Here is a variation of the hex dump code written in C (C23 compatible).

hexdump.c

#include <stdio.h>
#include <stdlib.h>

void hexDump(const unsigned char bytes[], long length) {
    // we and with 0xff to mask off the bits when sign-extended.
    int start = bytes[1] * 256 + bytes[0];
    printf("%d\n", start);
    int pc = start, c = 0, x;
    unsigned char chars[10] = {0};

    for (x = 2; x < length; x++) {
        // make it pretty
        if ( (pc - start) % 8 == 0 ) {
            // chars are built during each iteration, but
            // printed when we reach the end of the line.
            printf(" %s", chars);
            printf("\n%04X:", pc);
            c = 0;
        }
        unsigned char ch = bytes[x];
        // build the chars - only printable chars
        chars[c++] = ( ch >= 32 && ch <= 127 ) ? ch : '.';

        printf(" %02X", bytes[x]);
        pc++;
    }

    // fix final row
    int last = (pc - start) % 8;
    chars[c] = '\0';
    for (x = 0; x < 8-last; x++)
        printf("   ");
    printf(" %s\n", chars);
}

int main(void)  {
    FILE *fp;
    const char *fname = "/uploads/mult.prg";
    unsigned char *file;

    // open file
    if ( (fp = fopen(fname, "r")) == NULL ) {
        fprintf(stderr, "Cannot open %s.\n", fname);
        return(1);
    }

    // find the file size
    fseek(fp, 0, SEEK_END);
    long len = ftell(fp);

    // allocate memory for the file - no error checking
    if ( (file = malloc(len + 1)) == NULL ) {
        fprintf(stderr, "Cannot allocate memory for file.\n");
        return(2);
    }

    // Read the file into the char array
    rewind(fp);
    fread(file, len, 1, fp);
    fclose(fp);

    hexDump(file, len);
    free(file);
}

This differs significantly from the Java version.
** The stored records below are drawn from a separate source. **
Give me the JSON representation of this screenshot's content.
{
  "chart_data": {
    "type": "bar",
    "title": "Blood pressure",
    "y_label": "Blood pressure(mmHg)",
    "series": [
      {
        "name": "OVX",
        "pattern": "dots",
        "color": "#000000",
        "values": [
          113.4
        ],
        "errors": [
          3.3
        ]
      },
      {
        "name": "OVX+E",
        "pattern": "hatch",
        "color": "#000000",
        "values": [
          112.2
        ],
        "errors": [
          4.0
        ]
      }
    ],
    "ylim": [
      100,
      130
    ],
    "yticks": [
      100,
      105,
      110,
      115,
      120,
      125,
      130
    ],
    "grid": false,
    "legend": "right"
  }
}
Much of C involves primitive actions. For example, in Java, we could read the entire file with a call to readAllBytes(), and it even created the array. In C, we have to use fseek() to find the end, then ftell() to know where we are, and finally rewind() to get back to the beginning.
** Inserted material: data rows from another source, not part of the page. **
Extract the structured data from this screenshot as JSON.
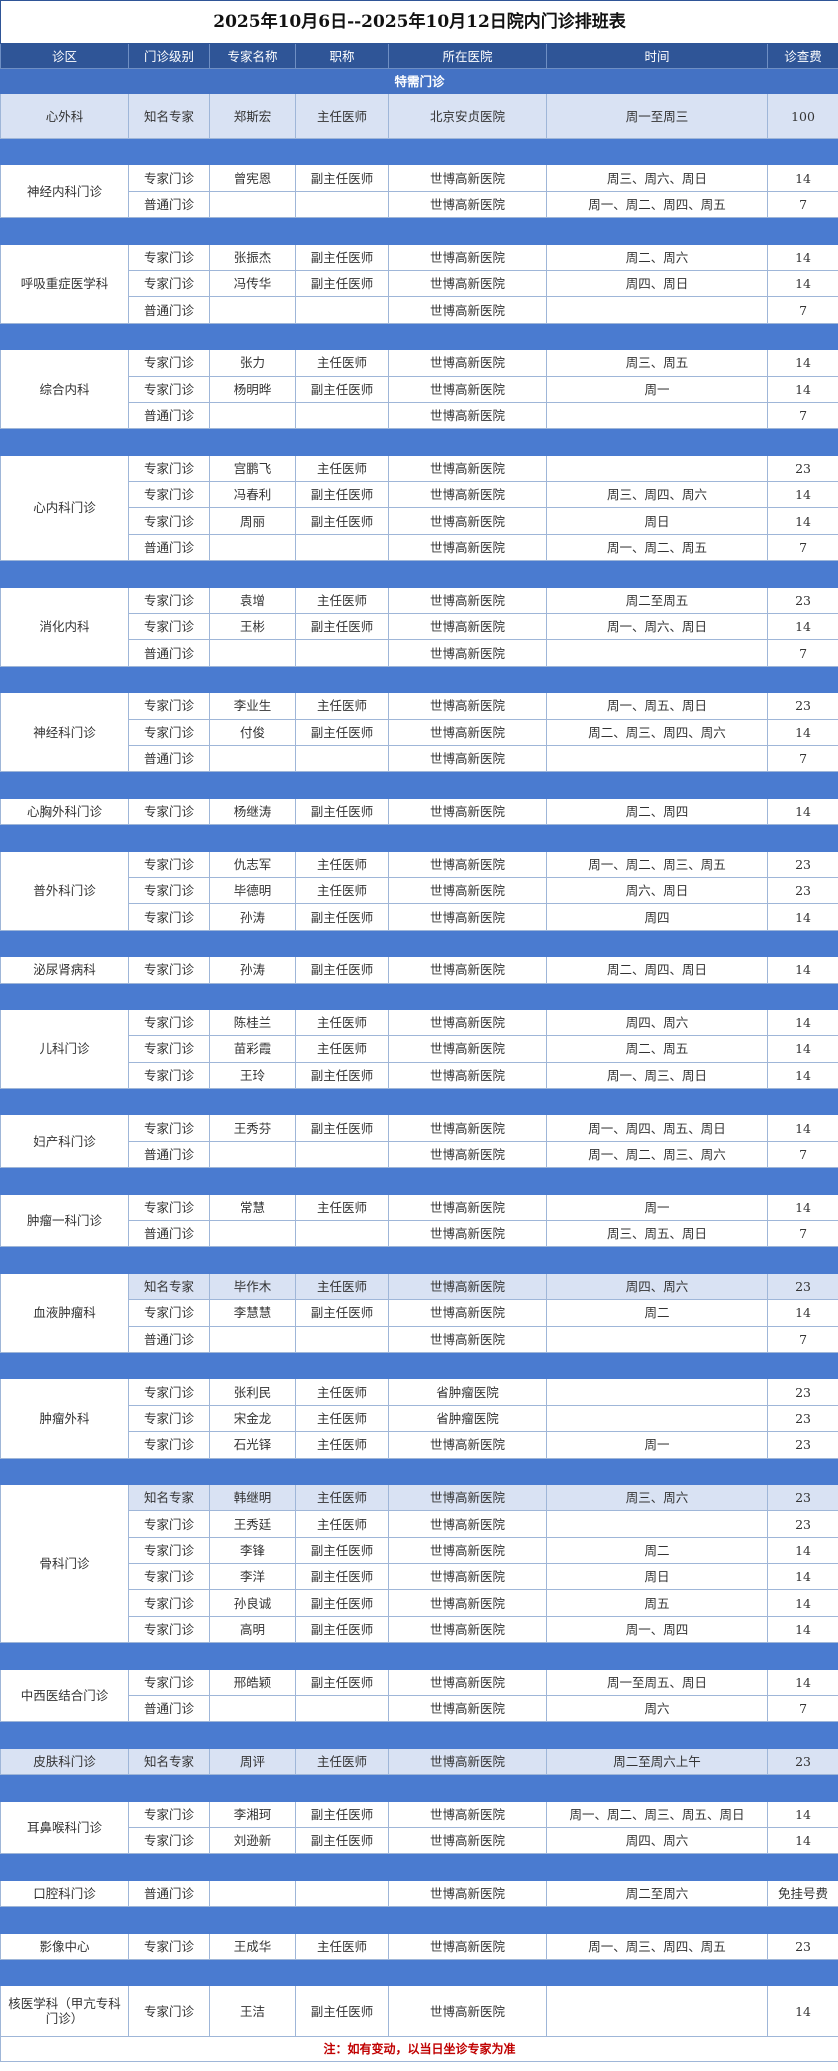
{
  "title": "2025年10月6日--2025年10月12日院内门诊排班表",
  "header": [
    "诊区",
    "门诊级别",
    "专家名称",
    "职称",
    "所在医院",
    "时间",
    "诊查费"
  ],
  "special_section": "特需门诊",
  "departments": [
    {
      "name": "心外科",
      "highlight_dept": true,
      "highlight_rows": [
        0
      ],
      "rows": [
        [
          "知名专家",
          "郑斯宏",
          "主任医师",
          "北京安贞医院",
          "周一至周三",
          100
        ]
      ]
    },
    {
      "name": "神经内科门诊",
      "rows": [
        [
          "专家门诊",
          "曾宪恩",
          "副主任医师",
          "世博高新医院",
          "周三、周六、周日",
          14
        ],
        [
          "普通门诊",
          null,
          null,
          "世博高新医院",
          "周一、周二、周四、周五",
          7
        ]
      ]
    },
    {
      "name": "呼吸重症医学科",
      "rows": [
        [
          "专家门诊",
          "张振杰",
          "副主任医师",
          "世博高新医院",
          "周二、周六",
          14
        ],
        [
          "专家门诊",
          "冯传华",
          "副主任医师",
          "世博高新医院",
          "周四、周日",
          14
        ],
        [
          "普通门诊",
          null,
          null,
          "世博高新医院",
          null,
          7
        ]
      ]
    },
    {
      "name": "综合内科",
      "rows": [
        [
          "专家门诊",
          "张力",
          "主任医师",
          "世博高新医院",
          "周三、周五",
          14
        ],
        [
          "专家门诊",
          "杨明晔",
          "副主任医师",
          "世博高新医院",
          "周一",
          14
        ],
        [
          "普通门诊",
          null,
          null,
          "世博高新医院",
          null,
          7
        ]
      ]
    },
    {
      "name": "心内科门诊",
      "rows": [
        [
          "专家门诊",
          "宫鹏飞",
          "主任医师",
          "世博高新医院",
          null,
          23
        ],
        [
          "专家门诊",
          "冯春利",
          "副主任医师",
          "世博高新医院",
          "周三、周四、周六",
          14
        ],
        [
          "专家门诊",
          "周丽",
          "副主任医师",
          "世博高新医院",
          "周日",
          14
        ],
        [
          "普通门诊",
          null,
          null,
          "世博高新医院",
          "周一、周二、周五",
          7
        ]
      ]
    },
    {
      "name": "消化内科",
      "rows": [
        [
          "专家门诊",
          "袁增",
          "主任医师",
          "世博高新医院",
          "周二至周五",
          23
        ],
        [
          "专家门诊",
          "王彬",
          "副主任医师",
          "世博高新医院",
          "周一、周六、周日",
          14
        ],
        [
          "普通门诊",
          null,
          null,
          "世博高新医院",
          null,
          7
        ]
      ]
    },
    {
      "name": "神经科门诊",
      "rows": [
        [
          "专家门诊",
          "李业生",
          "主任医师",
          "世博高新医院",
          "周一、周五、周日",
          23
        ],
        [
          "专家门诊",
          "付俊",
          "副主任医师",
          "世博高新医院",
          "周二、周三、周四、周六",
          14
        ],
        [
          "普通门诊",
          null,
          null,
          "世博高新医院",
          null,
          7
        ]
      ]
    },
    {
      "name": "心胸外科门诊",
      "rows": [
        [
          "专家门诊",
          "杨继涛",
          "副主任医师",
          "世博高新医院",
          "周二、周四",
          14
        ]
      ]
    },
    {
      "name": "普外科门诊",
      "rows": [
        [
          "专家门诊",
          "仇志军",
          "主任医师",
          "世博高新医院",
          "周一、周二、周三、周五",
          23
        ],
        [
          "专家门诊",
          "毕德明",
          "主任医师",
          "世博高新医院",
          "周六、周日",
          23
        ],
        [
          "专家门诊",
          "孙涛",
          "副主任医师",
          "世博高新医院",
          "周四",
          14
        ]
      ]
    },
    {
      "name": "泌尿肾病科",
      "rows": [
        [
          "专家门诊",
          "孙涛",
          "副主任医师",
          "世博高新医院",
          "周二、周四、周日",
          14
        ]
      ]
    },
    {
      "name": "儿科门诊",
      "rows": [
        [
          "专家门诊",
          "陈桂兰",
          "主任医师",
          "世博高新医院",
          "周四、周六",
          14
        ],
        [
          "专家门诊",
          "苗彩霞",
          "主任医师",
          "世博高新医院",
          "周二、周五",
          14
        ],
        [
          "专家门诊",
          "王玲",
          "副主任医师",
          "世博高新医院",
          "周一、周三、周日",
          14
        ]
      ]
    },
    {
      "name": "妇产科门诊",
      "rows": [
        [
          "专家门诊",
          "王秀芬",
          "副主任医师",
          "世博高新医院",
          "周一、周四、周五、周日",
          14
        ],
        [
          "普通门诊",
          null,
          null,
          "世博高新医院",
          "周一、周二、周三、周六",
          7
        ]
      ]
    },
    {
      "name": "肿瘤一科门诊",
      "rows": [
        [
          "专家门诊",
          "常慧",
          "主任医师",
          "世博高新医院",
          "周一",
          14
        ],
        [
          "普通门诊",
          null,
          null,
          "世博高新医院",
          "周三、周五、周日",
          7
        ]
      ]
    },
    {
      "name": "血液肿瘤科",
      "highlight_rows": [
        0
      ],
      "rows": [
        [
          "知名专家",
          "毕作木",
          "主任医师",
          "世博高新医院",
          "周四、周六",
          23
        ],
        [
          "专家门诊",
          "李慧慧",
          "副主任医师",
          "世博高新医院",
          "周二",
          14
        ],
        [
          "普通门诊",
          null,
          null,
          "世博高新医院",
          null,
          7
        ]
      ]
    },
    {
      "name": "肿瘤外科",
      "rows": [
        [
          "专家门诊",
          "张利民",
          "主任医师",
          "省肿瘤医院",
          null,
          23
        ],
        [
          "专家门诊",
          "宋金龙",
          "主任医师",
          "省肿瘤医院",
          null,
          23
        ],
        [
          "专家门诊",
          "石光铎",
          "主任医师",
          "世博高新医院",
          "周一",
          23
        ]
      ]
    },
    {
      "name": "骨科门诊",
      "highlight_rows": [
        0
      ],
      "rows": [
        [
          "知名专家",
          "韩继明",
          "主任医师",
          "世博高新医院",
          "周三、周六",
          23
        ],
        [
          "专家门诊",
          "王秀廷",
          "主任医师",
          "世博高新医院",
          null,
          23
        ],
        [
          "专家门诊",
          "李锋",
          "副主任医师",
          "世博高新医院",
          "周二",
          14
        ],
        [
          "专家门诊",
          "李洋",
          "副主任医师",
          "世博高新医院",
          "周日",
          14
        ],
        [
          "专家门诊",
          "孙良诚",
          "副主任医师",
          "世博高新医院",
          "周五",
          14
        ],
        [
          "专家门诊",
          "高明",
          "副主任医师",
          "世博高新医院",
          "周一、周四",
          14
        ]
      ]
    },
    {
      "name": "中西医结合门诊",
      "rows": [
        [
          "专家门诊",
          "邢皓颖",
          "副主任医师",
          "世博高新医院",
          "周一至周五、周日",
          14
        ],
        [
          "普通门诊",
          null,
          null,
          "世博高新医院",
          "周六",
          7
        ]
      ]
    },
    {
      "name": "皮肤科门诊",
      "highlight_dept": true,
      "highlight_rows": [
        0
      ],
      "rows": [
        [
          "知名专家",
          "周评",
          "主任医师",
          "世博高新医院",
          "周二至周六上午",
          23
        ]
      ]
    },
    {
      "name": "耳鼻喉科门诊",
      "rows": [
        [
          "专家门诊",
          "李湘珂",
          "副主任医师",
          "世博高新医院",
          "周一、周二、周三、周五、周日",
          14
        ],
        [
          "专家门诊",
          "刘逊新",
          "副主任医师",
          "世博高新医院",
          "周四、周六",
          14
        ]
      ]
    },
    {
      "name": "口腔科门诊",
      "rows": [
        [
          "普通门诊",
          null,
          null,
          "世博高新医院",
          "周二至周六",
          "免挂号费"
        ]
      ]
    },
    {
      "name": "影像中心",
      "rows": [
        [
          "专家门诊",
          "王成华",
          "主任医师",
          "世博高新医院",
          "周一、周三、周四、周五",
          23
        ]
      ]
    },
    {
      "name": "核医学科（甲亢专科门诊）",
      "rows": [
        [
          "专家门诊",
          "王洁",
          "副主任医师",
          "世博高新医院",
          null,
          14
        ]
      ]
    }
  ],
  "note": "注：如有变动，以当日坐诊专家为准"
}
But it doesn't stop there since we also have to allocate memory with malloc(), fread() the data and remember to free() the memory after we're done calling hexDump().

One bright spot is using unsigned char. There's no need to mask things since the unsigned modifier stops the sign extension from happening.

Python Version

We present a Python version for anyone who wishes yet another version. This is free of warnings up to Python 3.12.x. There may be more clever ways to attack this problem, but the goal of this version was to try to align with the other versions so newcomers can compare them.

hexdump.py

def hexdump(byte_data):
    start = byte_data[1] * 256 + byte_data[0]
    pc = start
    print(start)
    chars = ""
    for x in range(2, len(byte_data)):
        # make it pretty
        if (pc - start) % 8 == 0:
            # chars are built during each iteration, but
            # printed when we reach the end of the line
            print(" %s" % chars)
            print("%04X" % pc, end='')
            chars = ""

        # build the chars = only printable chars
        c = byte_data[x]
        chars += chr(c) if 32 <= c <= 127 else '.'
        print(" %02X" % byte_data[x], end='')
        pc += 1  # no ++ op in python!
    # fix final row
    for i in range(0, 8 - (pc - start) % 8):
        print("   ", end='')
    print(" %s" % chars)


if __name__ == "__main__":
    # main function
    file_name = "/uploads/mult.prg"
    try:
        # with closes file when completed.
        with open(file_name, 'rb') as file:
            file_data = file.read()
    except FileNotFoundError:
        print(f"File not found: {file_name}.")
        exit(1)

    hexdump(file_data)

Note that this version only uses a ternary operator to build the string. What is incredible is using printf-style formatting in all versions.